The memo also detailed plans to hand out masks to hospitals, grocers, and police officers to boost the public's perception of the company, according to Vice. Zapolsky wrote, "If we can get masks in quantity it's a fantastic gift if we donate strategically."
Smalls, whose firing is being investigated by the city's Human Rights Commission, said he is pursing legal action as well. New York Attorney General Letitia James said this week she is "considering all legal options" and called on the National Labor Relations Board to investigate.
Amazon has not provided numbers for how many workers at the Staten Island warehouse have tested positive for the virus, though workers say there are at least 10. Some 5,000 people work at the facility, and Smalls fears the virus will spread to other workers rapidly as long as the site remains open.
"They failed to realize that the people have the virus, not the building," Smalls said. "The building doesn't have the virus. The people have the virus. That's the disconnect. I don't understand why something hasn't been done already. Because there's double digits of the amount of people [who] have tested positive already."
"The country needs to wake up. The government needs to wake up. These buildings are dangerous right now. They're breeding grounds," he said. "If they don't shut this Amazon network down, this pandemic is going to be prolonged."

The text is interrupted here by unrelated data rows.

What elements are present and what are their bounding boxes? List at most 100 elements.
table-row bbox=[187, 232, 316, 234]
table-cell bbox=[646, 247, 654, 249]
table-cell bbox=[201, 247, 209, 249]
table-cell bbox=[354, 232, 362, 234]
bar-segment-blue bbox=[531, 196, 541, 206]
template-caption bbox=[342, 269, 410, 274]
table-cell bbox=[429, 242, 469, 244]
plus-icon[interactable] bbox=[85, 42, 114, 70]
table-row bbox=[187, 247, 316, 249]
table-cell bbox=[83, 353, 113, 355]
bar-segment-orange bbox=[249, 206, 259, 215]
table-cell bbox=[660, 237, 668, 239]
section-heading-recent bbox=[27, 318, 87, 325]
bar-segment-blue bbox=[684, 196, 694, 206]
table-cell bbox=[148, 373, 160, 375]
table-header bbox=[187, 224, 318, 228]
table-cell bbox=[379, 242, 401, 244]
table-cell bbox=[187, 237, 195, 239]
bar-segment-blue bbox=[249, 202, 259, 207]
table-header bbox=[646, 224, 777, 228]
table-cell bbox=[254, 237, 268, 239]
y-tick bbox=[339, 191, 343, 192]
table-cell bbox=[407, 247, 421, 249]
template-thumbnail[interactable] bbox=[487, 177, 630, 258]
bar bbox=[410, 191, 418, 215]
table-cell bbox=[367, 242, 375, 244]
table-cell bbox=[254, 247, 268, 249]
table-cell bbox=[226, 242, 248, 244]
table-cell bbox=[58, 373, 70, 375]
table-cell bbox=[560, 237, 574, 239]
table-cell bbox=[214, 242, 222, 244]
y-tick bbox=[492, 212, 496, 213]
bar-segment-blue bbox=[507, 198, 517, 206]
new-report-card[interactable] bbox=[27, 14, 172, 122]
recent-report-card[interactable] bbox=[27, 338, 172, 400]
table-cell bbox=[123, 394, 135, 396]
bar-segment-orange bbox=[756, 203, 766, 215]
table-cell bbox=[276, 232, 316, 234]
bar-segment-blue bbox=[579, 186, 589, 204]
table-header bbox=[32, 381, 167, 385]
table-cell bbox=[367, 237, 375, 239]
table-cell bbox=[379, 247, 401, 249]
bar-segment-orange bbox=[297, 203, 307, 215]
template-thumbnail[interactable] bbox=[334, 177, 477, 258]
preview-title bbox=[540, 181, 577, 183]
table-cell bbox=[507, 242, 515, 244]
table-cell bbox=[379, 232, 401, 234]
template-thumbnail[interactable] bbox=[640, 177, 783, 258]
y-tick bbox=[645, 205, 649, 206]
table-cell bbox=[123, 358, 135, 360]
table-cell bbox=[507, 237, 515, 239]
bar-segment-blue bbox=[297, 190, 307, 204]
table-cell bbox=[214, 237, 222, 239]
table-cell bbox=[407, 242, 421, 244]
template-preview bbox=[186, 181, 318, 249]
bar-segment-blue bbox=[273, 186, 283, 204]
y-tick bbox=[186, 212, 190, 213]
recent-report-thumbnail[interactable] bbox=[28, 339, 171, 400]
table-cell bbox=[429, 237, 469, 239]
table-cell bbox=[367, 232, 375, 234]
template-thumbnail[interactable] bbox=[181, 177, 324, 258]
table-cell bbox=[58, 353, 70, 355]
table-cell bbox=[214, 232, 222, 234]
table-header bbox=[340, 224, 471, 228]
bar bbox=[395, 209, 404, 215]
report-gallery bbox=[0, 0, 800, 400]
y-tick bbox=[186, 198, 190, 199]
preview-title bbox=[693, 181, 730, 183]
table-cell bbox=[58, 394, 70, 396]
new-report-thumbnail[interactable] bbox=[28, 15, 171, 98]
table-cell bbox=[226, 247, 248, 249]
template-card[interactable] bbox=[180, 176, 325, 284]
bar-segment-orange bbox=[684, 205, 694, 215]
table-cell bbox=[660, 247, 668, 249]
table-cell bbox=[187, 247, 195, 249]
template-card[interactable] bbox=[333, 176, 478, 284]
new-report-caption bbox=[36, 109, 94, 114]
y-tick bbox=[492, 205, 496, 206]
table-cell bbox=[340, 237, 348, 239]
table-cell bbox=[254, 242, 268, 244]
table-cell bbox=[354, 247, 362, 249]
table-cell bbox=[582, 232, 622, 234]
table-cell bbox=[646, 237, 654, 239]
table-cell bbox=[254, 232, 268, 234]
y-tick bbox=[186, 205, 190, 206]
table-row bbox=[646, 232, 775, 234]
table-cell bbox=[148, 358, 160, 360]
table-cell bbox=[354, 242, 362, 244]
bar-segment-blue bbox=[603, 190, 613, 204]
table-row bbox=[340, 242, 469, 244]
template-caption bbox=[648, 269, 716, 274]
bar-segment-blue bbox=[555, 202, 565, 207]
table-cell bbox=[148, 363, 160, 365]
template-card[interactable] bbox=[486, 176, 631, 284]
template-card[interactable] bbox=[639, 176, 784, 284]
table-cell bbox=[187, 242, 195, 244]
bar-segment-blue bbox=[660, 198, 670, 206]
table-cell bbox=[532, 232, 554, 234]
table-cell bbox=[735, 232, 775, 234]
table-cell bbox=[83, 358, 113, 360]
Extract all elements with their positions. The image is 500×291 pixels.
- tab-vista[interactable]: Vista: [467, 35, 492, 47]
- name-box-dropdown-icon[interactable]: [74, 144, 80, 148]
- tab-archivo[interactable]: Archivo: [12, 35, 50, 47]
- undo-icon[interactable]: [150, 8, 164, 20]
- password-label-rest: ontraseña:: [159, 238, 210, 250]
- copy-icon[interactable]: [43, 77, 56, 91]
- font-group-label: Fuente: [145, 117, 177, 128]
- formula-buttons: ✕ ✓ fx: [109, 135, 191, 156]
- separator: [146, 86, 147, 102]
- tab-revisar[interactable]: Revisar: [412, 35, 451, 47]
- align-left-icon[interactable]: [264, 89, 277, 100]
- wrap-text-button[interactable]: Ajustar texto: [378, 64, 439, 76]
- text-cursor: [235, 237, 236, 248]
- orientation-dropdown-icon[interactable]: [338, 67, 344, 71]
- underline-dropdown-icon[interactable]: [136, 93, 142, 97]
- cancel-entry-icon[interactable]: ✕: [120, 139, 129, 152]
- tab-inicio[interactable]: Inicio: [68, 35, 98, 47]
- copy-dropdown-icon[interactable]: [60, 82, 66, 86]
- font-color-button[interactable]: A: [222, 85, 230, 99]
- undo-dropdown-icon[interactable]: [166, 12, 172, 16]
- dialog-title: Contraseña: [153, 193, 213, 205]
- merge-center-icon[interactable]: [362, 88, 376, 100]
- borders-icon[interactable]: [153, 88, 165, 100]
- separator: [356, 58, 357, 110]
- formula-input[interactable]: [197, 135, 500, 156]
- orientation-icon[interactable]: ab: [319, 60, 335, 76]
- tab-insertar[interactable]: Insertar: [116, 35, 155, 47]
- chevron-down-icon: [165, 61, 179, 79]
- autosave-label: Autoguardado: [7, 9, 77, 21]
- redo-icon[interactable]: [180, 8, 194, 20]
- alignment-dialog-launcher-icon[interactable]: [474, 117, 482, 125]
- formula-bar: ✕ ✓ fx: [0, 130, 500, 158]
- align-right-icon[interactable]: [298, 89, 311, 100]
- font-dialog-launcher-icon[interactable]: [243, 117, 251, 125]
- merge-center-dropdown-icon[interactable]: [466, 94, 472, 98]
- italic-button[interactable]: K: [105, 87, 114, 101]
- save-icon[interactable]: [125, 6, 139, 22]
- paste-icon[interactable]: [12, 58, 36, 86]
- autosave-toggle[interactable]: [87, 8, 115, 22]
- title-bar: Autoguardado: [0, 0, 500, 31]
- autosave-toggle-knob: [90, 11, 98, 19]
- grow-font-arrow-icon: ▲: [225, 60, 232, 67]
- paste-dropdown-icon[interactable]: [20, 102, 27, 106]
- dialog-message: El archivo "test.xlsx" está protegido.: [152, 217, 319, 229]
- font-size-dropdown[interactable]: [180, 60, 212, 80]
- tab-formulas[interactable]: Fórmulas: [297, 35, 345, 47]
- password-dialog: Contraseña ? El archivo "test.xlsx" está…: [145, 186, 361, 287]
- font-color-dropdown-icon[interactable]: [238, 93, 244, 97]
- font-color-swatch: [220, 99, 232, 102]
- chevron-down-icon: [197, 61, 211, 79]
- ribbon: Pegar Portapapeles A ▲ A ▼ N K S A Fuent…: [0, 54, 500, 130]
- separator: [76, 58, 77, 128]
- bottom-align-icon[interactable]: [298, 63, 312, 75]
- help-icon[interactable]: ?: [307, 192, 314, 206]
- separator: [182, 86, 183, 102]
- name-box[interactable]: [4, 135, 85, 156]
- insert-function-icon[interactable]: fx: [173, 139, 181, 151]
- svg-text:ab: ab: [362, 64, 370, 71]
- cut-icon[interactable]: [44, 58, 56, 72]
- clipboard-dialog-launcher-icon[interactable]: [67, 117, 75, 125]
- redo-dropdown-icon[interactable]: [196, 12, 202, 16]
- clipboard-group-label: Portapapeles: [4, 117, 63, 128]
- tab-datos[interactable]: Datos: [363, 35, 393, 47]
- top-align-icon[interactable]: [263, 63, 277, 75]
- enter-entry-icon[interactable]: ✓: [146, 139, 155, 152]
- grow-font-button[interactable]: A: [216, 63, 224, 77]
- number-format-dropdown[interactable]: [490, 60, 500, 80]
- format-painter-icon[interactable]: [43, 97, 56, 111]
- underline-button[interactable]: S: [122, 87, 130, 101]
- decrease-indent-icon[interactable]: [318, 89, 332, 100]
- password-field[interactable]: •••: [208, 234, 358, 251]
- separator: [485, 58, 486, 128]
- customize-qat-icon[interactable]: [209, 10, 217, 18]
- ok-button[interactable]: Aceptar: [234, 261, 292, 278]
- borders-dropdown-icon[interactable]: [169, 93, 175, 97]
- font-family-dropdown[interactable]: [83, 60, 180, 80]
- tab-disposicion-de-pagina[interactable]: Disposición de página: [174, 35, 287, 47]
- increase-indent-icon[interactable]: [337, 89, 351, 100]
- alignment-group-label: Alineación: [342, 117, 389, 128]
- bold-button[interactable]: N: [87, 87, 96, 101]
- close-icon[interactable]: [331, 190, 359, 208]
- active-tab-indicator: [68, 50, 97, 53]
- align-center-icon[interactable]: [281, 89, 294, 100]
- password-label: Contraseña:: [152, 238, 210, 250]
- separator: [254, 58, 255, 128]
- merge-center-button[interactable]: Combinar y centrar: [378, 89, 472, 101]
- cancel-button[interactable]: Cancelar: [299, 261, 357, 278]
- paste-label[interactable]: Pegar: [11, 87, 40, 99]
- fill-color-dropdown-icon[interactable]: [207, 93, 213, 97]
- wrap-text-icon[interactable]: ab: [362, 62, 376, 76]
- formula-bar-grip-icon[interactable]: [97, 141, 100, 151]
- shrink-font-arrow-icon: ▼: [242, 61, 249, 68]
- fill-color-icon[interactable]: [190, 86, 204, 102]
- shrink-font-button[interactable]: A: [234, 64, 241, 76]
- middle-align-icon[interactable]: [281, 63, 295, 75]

"They should shut it down indefinitely until we see the flattening of the curve; that's when we should think about opening it up. Bezos has enough money to pay everybody for an entire year in his whole company. Until we see a flattening of [the] curve, especially in New York, the epicenter, none of these buildings should be open. None of them," he said.
Amazon did not immediately comment on the memo.
Zapolsky said in a statement to Vice: "I was frustrated and upset that an Amazon employee would endanger the health and safety of other Amazonians by repeatedly returning to the premises after having been warned to quarantine himself after exposure to virus Covid-19. I let my emotions draft my words and get the better of me."
Though Amazon has framed the organizing efforts as a small group of employees, walkouts have been held in Detroit and Chicago.
In Kentucky, a warehouse was ordered closed by the governor.
Smalls said his friend and former co-worker who is sick has been sleeping in their car for five days because they don't want to bring a possible virus home to their family, and since they have not tested positive or been placed into quarantine, the person has been unpaid.
Amazon's expanded two-week paid time off policy is for "all team members placed into quarantine or diagnosed with COVID-19," according to the company.
In the cafeteria after the first case of the coronavirus was tracked in the building on March 11th, workers still sat shoulder to shoulder in a packed room without space to practice six-feet social distancing rules in the weeks that followed. Smalls says that enforcing such rules is difficult, and temperature checks on anyone who enters the building that Amazon has implemented may not be effective since some people who have the virus may not have a fever. Recent data shows up to 25 percent of people with COVID-19 may not show symptoms.
"There is some deep, deep, deep, shady stuff going on behind those walls," Smalls said. "If this is greed, that's crazy to me. That's insanity right there. You build up this trillion dollar enterprise and you're going to let people get sick and die but you want to build a damn space ship."